Methods: A total of 224,205 natural compounds from the ZINC database were virtually
screened against SARS-CoV-2 Mpro using a sequential molecular docking protocol with
increasing levels of exhaustiveness. The top 88 compounds were further evaluated using
MM-GBSA calculations to determine their binding free energies. Molecular dynamics
(MD) simulations (100 ns) were conducted for the top four compounds to assess complex
stability and ligand interactions. Structural stability and protein-ligand interactions were
assessed using various statistical parameters. Post-MD binding free energy calculations
were also performed.
Results: Four compounds, ZINC000085626103, ZINC000085625768, ZINC000085488571,
and ZINC000085569275, were identified based on their docking scores (ranging from -
11.876 to -12.682 kcal/mol) and MM-GBSA binding energies (ranging from -50.11 to -
64.8 kcal/mol). All these compounds formed stable complexes with Mpro during MD simulations,
with ZINC000085488571 exhibiting the lowest protein RMSD (0.15 ± 0.02 nm)
and RMSF (0.10 ± 0.04 nm). These compounds interacted with key active site residues and
maintained stable hydrogen bonding and compact structures throughout the simulation.
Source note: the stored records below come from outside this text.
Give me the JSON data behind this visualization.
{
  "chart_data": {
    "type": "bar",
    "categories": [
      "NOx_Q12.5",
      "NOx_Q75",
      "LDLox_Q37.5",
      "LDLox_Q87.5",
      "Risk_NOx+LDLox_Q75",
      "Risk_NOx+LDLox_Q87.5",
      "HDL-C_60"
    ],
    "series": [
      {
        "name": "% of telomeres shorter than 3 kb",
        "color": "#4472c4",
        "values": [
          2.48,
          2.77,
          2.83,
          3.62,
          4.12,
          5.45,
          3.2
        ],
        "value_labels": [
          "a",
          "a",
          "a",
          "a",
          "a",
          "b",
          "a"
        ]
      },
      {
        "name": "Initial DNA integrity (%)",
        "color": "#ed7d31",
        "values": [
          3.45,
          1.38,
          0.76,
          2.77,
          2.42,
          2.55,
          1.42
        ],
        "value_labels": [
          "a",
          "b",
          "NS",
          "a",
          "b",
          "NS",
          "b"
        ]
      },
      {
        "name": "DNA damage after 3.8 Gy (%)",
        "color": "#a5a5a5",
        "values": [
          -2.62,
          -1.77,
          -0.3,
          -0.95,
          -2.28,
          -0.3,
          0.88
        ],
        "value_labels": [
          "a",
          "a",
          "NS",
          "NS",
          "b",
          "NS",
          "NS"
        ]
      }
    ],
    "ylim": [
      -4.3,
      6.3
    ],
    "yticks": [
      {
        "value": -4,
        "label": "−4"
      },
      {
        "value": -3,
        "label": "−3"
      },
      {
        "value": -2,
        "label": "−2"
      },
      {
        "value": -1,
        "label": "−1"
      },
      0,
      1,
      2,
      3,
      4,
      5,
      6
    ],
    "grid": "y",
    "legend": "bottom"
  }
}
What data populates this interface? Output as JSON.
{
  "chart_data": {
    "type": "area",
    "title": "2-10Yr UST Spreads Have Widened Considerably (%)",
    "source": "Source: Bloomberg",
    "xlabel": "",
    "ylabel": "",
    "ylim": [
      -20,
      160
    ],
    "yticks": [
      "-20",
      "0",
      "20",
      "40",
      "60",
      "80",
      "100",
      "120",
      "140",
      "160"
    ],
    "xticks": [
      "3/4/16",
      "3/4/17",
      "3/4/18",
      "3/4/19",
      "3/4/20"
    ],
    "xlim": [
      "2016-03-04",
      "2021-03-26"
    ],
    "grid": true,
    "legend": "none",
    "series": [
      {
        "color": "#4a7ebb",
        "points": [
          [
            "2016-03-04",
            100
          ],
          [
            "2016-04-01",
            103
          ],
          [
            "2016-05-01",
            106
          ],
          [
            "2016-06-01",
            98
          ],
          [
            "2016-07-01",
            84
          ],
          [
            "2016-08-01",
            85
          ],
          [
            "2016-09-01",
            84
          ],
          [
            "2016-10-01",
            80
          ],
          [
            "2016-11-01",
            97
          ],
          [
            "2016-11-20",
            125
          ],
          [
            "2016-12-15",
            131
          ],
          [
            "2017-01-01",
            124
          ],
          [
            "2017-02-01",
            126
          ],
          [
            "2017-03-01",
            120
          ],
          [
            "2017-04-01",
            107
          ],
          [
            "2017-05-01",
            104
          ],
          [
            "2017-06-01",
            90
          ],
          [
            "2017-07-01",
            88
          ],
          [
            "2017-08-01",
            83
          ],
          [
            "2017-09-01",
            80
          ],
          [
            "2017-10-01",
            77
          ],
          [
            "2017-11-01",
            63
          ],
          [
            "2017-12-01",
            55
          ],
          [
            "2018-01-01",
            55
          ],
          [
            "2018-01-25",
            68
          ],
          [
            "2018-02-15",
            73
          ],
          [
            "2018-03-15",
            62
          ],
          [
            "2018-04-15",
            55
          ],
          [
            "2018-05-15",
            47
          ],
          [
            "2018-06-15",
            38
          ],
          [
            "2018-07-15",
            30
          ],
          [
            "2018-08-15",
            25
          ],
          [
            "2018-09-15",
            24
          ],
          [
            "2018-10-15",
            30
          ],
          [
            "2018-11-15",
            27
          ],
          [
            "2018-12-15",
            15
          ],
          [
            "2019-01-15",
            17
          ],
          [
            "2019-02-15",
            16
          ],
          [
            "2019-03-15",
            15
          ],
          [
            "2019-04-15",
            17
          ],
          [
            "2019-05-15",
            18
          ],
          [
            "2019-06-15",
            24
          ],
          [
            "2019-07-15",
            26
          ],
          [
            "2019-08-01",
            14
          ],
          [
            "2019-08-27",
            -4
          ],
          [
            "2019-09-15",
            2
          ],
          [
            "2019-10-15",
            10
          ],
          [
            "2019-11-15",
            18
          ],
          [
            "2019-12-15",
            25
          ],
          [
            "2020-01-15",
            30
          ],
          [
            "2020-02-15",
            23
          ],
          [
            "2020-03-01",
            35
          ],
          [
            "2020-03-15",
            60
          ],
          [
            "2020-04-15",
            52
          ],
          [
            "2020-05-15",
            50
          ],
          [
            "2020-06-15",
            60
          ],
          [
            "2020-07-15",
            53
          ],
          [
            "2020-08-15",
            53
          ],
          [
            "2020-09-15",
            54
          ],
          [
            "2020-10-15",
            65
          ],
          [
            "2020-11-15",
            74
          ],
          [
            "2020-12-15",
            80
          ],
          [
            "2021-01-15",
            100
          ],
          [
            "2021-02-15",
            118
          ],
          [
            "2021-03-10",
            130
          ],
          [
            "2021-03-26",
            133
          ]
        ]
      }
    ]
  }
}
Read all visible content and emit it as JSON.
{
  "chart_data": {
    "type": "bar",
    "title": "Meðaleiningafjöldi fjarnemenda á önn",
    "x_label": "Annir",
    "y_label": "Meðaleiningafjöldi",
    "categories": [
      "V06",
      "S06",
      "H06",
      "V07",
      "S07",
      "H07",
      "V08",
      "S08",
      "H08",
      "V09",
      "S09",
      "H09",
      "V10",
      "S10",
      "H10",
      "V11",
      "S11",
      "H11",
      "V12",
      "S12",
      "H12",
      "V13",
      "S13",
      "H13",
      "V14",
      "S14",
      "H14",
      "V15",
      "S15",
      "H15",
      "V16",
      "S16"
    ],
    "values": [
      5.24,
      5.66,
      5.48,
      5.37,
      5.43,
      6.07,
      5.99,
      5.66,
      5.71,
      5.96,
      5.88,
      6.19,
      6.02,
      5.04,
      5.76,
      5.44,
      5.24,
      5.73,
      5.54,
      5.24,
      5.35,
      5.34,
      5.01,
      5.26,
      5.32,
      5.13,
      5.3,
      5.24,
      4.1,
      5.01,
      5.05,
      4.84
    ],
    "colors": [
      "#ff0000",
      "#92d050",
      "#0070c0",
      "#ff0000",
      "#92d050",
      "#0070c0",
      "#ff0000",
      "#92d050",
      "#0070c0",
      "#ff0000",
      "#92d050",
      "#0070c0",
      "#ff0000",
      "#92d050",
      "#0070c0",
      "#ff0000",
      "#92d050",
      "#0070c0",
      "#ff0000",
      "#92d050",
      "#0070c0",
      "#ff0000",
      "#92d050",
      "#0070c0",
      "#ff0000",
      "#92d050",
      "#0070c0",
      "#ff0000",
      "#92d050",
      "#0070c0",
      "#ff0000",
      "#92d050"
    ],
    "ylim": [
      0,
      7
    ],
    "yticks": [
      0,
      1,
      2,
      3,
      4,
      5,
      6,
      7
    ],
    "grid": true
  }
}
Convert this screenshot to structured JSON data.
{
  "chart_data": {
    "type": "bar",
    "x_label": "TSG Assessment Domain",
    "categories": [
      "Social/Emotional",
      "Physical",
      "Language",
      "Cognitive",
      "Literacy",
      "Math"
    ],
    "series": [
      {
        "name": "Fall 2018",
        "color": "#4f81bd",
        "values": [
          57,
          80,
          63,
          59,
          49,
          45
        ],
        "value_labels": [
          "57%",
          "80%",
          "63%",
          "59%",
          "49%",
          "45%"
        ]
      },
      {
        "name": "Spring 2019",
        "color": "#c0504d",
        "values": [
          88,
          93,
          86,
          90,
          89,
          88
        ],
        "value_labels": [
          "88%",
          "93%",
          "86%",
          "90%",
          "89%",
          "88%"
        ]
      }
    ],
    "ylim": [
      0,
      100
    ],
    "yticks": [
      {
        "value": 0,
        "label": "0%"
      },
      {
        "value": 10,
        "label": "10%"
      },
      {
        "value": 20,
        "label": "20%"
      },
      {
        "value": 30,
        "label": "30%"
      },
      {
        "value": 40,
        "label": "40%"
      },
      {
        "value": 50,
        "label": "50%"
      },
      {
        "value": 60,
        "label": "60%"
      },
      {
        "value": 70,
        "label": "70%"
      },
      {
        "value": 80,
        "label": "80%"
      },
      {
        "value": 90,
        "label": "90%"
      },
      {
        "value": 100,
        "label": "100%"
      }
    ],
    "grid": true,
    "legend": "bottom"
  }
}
Post-simulation binding free energy values ranged from -38.29 to -18.07 kcal/mol, further
indicating strong and stable binding affinities.
Discussion: The in silico screening results confirmed the strong binding affinity and structural
stability of the selected natural compounds at the SARS-CoV-2 Mpro active site. The
MD simulation results further highlighted consistent engagement with catalytically relevant
residues, indicating their potential for inhibitory activity.
Conclusion: This study identifies four natural compounds with strong binding affinity and
structural stability against SARS-CoV-2 Mpro, supporting their candidacy for further investigation
as potential antiviral agents for COVID-19 treatment.